Esse sistema de classificação é útil para identificar que aspectos da funcionalidade do indivíduo com DTM estão sendo abordados por instrumentos de avaliação desta disfunção, como o RDC. Dentro de programas de reabilitação dessas disfunções aplicam-se testes que avaliam determinadas variáveis funcionais. Esse estudo apresentou alguns testes que são passíveis de codificação pela CIF tornando a comunicação universal e capaz de ser alimentada num sistema de informação [32].

O presente estudo apresentou limitações como as dificuldades de interpretação de categorias da CIF e sua interface com os itens do RDC/TMD. Houve, portanto, a necessidade de estabelecer momentos de discussão e buscas de cunho conceitual, assim, foi necessário definir entre as categorias, qual seria a mais adequada para avaliação qualitativa do padrão de movimento de abertura bucal. A CIF apresenta algumas imprecisões conceituais quando da codificação dos itens do RDC/TMD, sugerindo-se um aperfeiçoamento desse sistema para que haja categorias mais específicas no contexto da avaliação da DTM.

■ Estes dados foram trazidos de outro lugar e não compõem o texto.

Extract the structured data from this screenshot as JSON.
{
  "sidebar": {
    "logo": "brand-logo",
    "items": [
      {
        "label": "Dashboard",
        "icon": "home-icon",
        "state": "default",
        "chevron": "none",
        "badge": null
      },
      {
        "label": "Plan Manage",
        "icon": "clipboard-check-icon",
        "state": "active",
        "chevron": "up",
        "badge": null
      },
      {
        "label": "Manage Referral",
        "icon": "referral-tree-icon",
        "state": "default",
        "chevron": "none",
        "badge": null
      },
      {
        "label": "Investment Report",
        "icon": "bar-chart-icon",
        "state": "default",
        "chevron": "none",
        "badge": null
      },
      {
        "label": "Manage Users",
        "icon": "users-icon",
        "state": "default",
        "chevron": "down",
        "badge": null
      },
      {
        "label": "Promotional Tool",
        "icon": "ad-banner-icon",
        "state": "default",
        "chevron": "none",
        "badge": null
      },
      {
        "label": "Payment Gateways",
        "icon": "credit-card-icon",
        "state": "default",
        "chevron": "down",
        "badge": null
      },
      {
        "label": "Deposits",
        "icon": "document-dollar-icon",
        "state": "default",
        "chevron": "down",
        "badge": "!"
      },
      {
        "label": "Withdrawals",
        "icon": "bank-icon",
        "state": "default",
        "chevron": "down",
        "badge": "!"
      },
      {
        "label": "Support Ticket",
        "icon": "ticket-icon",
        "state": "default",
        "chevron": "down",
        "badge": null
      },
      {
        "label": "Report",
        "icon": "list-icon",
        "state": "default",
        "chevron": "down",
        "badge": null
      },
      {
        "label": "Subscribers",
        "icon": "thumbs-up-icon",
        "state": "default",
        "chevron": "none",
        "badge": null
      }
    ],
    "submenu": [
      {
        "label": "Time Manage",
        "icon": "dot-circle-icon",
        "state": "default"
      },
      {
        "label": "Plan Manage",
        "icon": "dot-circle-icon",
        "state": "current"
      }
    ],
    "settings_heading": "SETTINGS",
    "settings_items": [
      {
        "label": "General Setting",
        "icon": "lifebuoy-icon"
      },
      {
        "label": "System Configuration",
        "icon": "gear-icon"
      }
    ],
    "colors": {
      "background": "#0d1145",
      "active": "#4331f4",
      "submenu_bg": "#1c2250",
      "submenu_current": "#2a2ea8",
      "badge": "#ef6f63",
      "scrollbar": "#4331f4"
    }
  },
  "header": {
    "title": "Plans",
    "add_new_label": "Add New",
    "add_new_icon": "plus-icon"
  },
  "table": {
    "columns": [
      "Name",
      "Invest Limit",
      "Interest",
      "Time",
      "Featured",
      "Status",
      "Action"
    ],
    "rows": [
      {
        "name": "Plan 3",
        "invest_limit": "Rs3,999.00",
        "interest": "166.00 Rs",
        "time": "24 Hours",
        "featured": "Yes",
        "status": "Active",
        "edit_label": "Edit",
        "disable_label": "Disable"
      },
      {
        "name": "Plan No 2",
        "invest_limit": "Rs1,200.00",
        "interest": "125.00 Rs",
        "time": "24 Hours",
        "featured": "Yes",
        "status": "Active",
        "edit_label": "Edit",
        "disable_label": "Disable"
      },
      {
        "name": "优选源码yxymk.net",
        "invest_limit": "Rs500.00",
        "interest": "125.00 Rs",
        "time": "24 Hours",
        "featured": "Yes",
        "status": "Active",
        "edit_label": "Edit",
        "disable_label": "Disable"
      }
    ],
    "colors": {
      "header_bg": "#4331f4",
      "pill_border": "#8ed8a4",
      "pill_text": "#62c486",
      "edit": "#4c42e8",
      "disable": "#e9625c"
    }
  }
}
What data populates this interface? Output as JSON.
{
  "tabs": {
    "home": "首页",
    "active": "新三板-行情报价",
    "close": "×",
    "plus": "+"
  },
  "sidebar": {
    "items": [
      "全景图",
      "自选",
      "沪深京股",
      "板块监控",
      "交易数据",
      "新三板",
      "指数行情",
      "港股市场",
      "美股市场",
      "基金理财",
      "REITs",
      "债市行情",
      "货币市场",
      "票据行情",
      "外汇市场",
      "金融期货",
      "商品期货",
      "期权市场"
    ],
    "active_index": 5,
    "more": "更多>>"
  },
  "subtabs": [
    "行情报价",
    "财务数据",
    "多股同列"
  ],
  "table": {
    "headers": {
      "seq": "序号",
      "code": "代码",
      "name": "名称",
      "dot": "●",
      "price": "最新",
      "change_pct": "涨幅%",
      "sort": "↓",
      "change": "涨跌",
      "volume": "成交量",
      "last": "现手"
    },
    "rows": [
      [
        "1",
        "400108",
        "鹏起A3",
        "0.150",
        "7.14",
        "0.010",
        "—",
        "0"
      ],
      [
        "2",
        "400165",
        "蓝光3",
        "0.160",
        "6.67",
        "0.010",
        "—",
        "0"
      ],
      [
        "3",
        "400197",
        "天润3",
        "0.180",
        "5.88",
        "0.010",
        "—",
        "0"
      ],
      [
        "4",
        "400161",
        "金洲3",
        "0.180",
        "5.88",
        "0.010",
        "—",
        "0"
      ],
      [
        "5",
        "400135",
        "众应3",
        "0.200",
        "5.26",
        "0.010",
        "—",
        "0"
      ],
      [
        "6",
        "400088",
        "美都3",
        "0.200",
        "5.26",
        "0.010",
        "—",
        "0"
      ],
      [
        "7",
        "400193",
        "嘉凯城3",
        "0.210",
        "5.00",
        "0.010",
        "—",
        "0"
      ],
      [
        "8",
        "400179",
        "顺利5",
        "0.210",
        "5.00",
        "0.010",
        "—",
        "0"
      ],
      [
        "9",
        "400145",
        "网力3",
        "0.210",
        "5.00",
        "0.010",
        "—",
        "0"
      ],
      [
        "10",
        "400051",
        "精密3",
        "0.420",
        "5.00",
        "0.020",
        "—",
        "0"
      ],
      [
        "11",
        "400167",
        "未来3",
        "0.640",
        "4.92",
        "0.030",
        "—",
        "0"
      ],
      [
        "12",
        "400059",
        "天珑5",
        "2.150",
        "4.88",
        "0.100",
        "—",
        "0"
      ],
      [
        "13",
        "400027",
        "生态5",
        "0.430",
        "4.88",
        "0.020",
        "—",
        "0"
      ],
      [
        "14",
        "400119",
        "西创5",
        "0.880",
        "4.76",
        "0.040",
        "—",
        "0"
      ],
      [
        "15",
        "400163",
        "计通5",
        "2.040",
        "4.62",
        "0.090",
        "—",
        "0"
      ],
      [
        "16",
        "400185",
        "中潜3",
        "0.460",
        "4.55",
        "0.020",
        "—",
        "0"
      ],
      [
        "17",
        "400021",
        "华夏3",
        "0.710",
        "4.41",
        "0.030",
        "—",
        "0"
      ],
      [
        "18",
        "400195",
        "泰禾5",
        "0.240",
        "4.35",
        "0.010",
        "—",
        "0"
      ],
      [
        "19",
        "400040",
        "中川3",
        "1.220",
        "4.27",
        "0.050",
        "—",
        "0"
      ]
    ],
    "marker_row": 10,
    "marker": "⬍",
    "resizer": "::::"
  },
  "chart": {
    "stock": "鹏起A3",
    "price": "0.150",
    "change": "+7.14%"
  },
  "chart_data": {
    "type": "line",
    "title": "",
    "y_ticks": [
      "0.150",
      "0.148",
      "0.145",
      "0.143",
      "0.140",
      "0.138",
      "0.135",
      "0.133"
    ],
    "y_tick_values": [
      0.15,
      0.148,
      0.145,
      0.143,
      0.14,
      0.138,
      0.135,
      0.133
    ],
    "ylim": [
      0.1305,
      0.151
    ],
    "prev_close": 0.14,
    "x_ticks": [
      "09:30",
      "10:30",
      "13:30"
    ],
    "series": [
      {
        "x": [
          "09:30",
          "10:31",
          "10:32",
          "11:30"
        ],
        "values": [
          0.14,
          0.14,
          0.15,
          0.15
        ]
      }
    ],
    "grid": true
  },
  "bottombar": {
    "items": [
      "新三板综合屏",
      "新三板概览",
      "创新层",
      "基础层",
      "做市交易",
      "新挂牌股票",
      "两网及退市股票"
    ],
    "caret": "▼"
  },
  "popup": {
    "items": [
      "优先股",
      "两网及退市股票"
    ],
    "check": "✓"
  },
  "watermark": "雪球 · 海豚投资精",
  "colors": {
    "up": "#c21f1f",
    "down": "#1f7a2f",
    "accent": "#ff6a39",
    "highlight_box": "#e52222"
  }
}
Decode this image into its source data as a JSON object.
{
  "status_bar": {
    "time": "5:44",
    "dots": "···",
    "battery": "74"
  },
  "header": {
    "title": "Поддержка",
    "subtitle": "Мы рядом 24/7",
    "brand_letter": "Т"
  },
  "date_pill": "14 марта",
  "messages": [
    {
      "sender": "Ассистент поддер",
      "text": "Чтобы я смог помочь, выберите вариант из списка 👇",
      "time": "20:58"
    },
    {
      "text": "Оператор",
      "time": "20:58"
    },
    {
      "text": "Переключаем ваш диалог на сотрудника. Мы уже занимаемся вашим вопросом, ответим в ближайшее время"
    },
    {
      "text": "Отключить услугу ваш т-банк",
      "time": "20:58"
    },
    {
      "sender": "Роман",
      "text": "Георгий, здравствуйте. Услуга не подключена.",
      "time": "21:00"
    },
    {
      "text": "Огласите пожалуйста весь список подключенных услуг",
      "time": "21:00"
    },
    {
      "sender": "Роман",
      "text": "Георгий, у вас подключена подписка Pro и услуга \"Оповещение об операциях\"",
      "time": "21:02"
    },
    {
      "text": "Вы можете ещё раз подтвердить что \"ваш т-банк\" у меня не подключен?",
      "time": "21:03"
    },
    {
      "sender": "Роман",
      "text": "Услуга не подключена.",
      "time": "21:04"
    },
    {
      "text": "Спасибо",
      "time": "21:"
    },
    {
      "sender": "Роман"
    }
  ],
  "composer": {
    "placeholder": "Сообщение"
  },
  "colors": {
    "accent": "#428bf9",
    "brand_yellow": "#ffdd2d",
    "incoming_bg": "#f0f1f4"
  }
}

O presente estudo atenta-se, ainda, para a importância da capacitação de profissionais formados e em formação para a correta utilização da CIF, a fim de que as dúvidas durante sua aplicação sejam mínimas. No entanto, é preciso que haja um comprometimento com a mudança de paradigmas dentro dos currículos de graduação dos cursos da área da saúde. Esse instrumento preconizado pela OMS deve ser abordado a fundo nas disciplinas dos diversos cursos e suas bases teóricas devem contribuir para uma formação acadêmica voltada para abordagem dos sujeitos sob uma visão ecológica tratando-o como um ser biopsicossocial. A CIF pode, inclusive, ser utilizada dentro dos processos avaliativos dos discentes dentro das disciplinas de formação em serviço para um maior enraizamento desses conceitos [31-33].

 

Conclusão

 

O RDC objetiva fornecer diagnóstico das DTM, a CIF classifica as repercussões de deficiência de funções e estruturas e o impacto que as mais diversas alterações trazem à funcionalidade na vida do indivíduo. Nesse sentido, a CIF não deve substituir instrumentos diagnósticos, mas que os complemente, de modo a descrevê-los, já que não mensura, apenas classifica função e incapacidade.

A CIF não deve ser utilizada para avaliar pacientes com DTM, mas aspectos importantes que poderão caracterizar a funcionalidade destes pacientes devem ser acrescentados a instrumentos importantes de diagnóstico como o RDC, buscando uma abordagem dos sujeitos sob uma visão ecológica tratando-o como um ser biopsicossocial.